Lo implanta un tatuador con una jeringuilla del mismo calibre que las que se emplean para donar sangre. Se siente el pinchazo, dicen, pero después el dolor desaparece y queda una pequeña marca en la piel, aunque en algunos casos se puede distinguir el implante en forma de pequeña protuberancia.
«No puedes rastrear a nadie porque no tiene GPS ni otro sistema de geolocalización» y «un profesional puede retirarlo o reemplazarlo fácilmente», subraya el fundador de NewFusion, Vincent Nys, que considera «ingenuo pensar que nuestra localización y nuestra privacidad son seguros».
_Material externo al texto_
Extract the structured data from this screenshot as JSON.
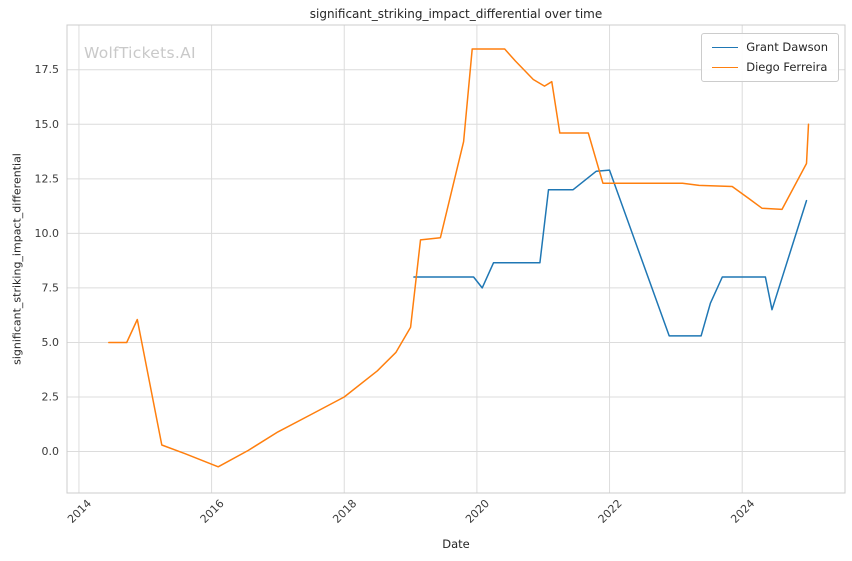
{
  "watermark": "WolfTickets.AI",
  "chart_data": {
    "type": "line",
    "title": "significant_striking_impact_differential over time",
    "xlabel": "Date",
    "ylabel": "significant_striking_impact_differential",
    "xlim": [
      2013.82,
      2025.55
    ],
    "ylim": [
      -1.9,
      19.55
    ],
    "xticks": [
      2014,
      2016,
      2018,
      2020,
      2022,
      2024
    ],
    "xtick_labels": [
      "2014",
      "2016",
      "2018",
      "2020",
      "2022",
      "2024"
    ],
    "yticks": [
      0,
      2.5,
      5,
      7.5,
      10,
      12.5,
      15,
      17.5
    ],
    "ytick_labels": [
      "0.0",
      "2.5",
      "5.0",
      "7.5",
      "10.0",
      "12.5",
      "15.0",
      "17.5"
    ],
    "grid": true,
    "legend_position": "upper right",
    "colors": {
      "grid": "#dcdcdc",
      "axes_border": "#cccccc",
      "text": "#262626",
      "tick_text": "#3b3b3b",
      "watermark": "#c9c9c9"
    },
    "series": [
      {
        "name": "Grant Dawson",
        "color": "#1f77b4",
        "points": [
          [
            2019.05,
            8.0
          ],
          [
            2019.95,
            8.0
          ],
          [
            2020.08,
            7.5
          ],
          [
            2020.25,
            8.65
          ],
          [
            2020.95,
            8.65
          ],
          [
            2021.08,
            12.0
          ],
          [
            2021.45,
            12.0
          ],
          [
            2021.8,
            12.85
          ],
          [
            2022.0,
            12.9
          ],
          [
            2022.9,
            5.3
          ],
          [
            2023.38,
            5.3
          ],
          [
            2023.52,
            6.8
          ],
          [
            2023.7,
            8.0
          ],
          [
            2024.35,
            8.0
          ],
          [
            2024.45,
            6.5
          ],
          [
            2024.97,
            11.5
          ]
        ]
      },
      {
        "name": "Diego Ferreira",
        "color": "#ff7f0e",
        "points": [
          [
            2014.45,
            5.0
          ],
          [
            2014.72,
            5.0
          ],
          [
            2014.88,
            6.05
          ],
          [
            2015.25,
            0.3
          ],
          [
            2015.6,
            -0.1
          ],
          [
            2016.1,
            -0.7
          ],
          [
            2016.55,
            0.05
          ],
          [
            2017.0,
            0.9
          ],
          [
            2017.5,
            1.7
          ],
          [
            2018.0,
            2.5
          ],
          [
            2018.5,
            3.7
          ],
          [
            2018.78,
            4.55
          ],
          [
            2019.0,
            5.7
          ],
          [
            2019.15,
            9.7
          ],
          [
            2019.45,
            9.8
          ],
          [
            2019.8,
            14.2
          ],
          [
            2019.93,
            18.45
          ],
          [
            2020.42,
            18.45
          ],
          [
            2020.58,
            17.9
          ],
          [
            2020.85,
            17.05
          ],
          [
            2021.02,
            16.75
          ],
          [
            2021.13,
            16.95
          ],
          [
            2021.25,
            14.6
          ],
          [
            2021.68,
            14.6
          ],
          [
            2021.9,
            12.3
          ],
          [
            2023.1,
            12.3
          ],
          [
            2023.35,
            12.2
          ],
          [
            2023.85,
            12.15
          ],
          [
            2024.1,
            11.6
          ],
          [
            2024.3,
            11.15
          ],
          [
            2024.6,
            11.1
          ],
          [
            2024.97,
            13.2
          ],
          [
            2025.0,
            15.0
          ]
        ]
      }
    ]
  }
}
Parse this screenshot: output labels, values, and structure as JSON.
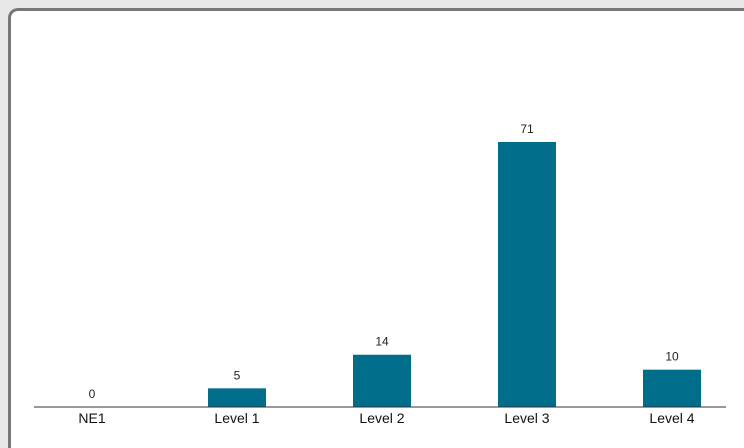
{
  "chart_data": {
    "type": "bar",
    "categories": [
      "NE1",
      "Level 1",
      "Level 2",
      "Level 3",
      "Level 4"
    ],
    "values": [
      0,
      5,
      14,
      71,
      10
    ],
    "title": "",
    "xlabel": "",
    "ylabel": "",
    "ylim": [
      0,
      71
    ],
    "grid": false,
    "legend": "none",
    "bar_color": "#006e8a",
    "axis_color": "#333333"
  }
}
«Si caminas por Londres, te pueden rastrear todo el tiempo a través de las cámaras de seguridad. Lo mismo con el teléfono... Debería abrirse un debate sobre qué información aceptas compartir con el mundo y cuál no, en lugar de que gobiernos o grandes organizaciones como Facebook o Google decidan lo que hacen con tus datos», añade Nys.
La idea en esa empresa belga de Malinas, situada entre Bruselas y Amberes y con una plantilla joven y una cultura abierta a la innovación, surgió «de los empleados que perdían su tarjeta para abrir la puerta».
La compañía ya utilizaba ese tipo de tecnología inalámbrica en algunos de los productos que diseñan y les pareció «natural» aplicarlo a sus propias oficinas. Y de paso beneficiarse del impacto mediático de la maniobra.
El empresario apunta a otras aplicaciones potenciales de estos chips, como sustituir a los pasaportes, las tarjetas bancarias y abonos de transporte o incluir información médica que para conocer el tipo sanguíneo de un herido inconsciente al que hay que atender urgentemente, o si es alérgico a algún medicamento.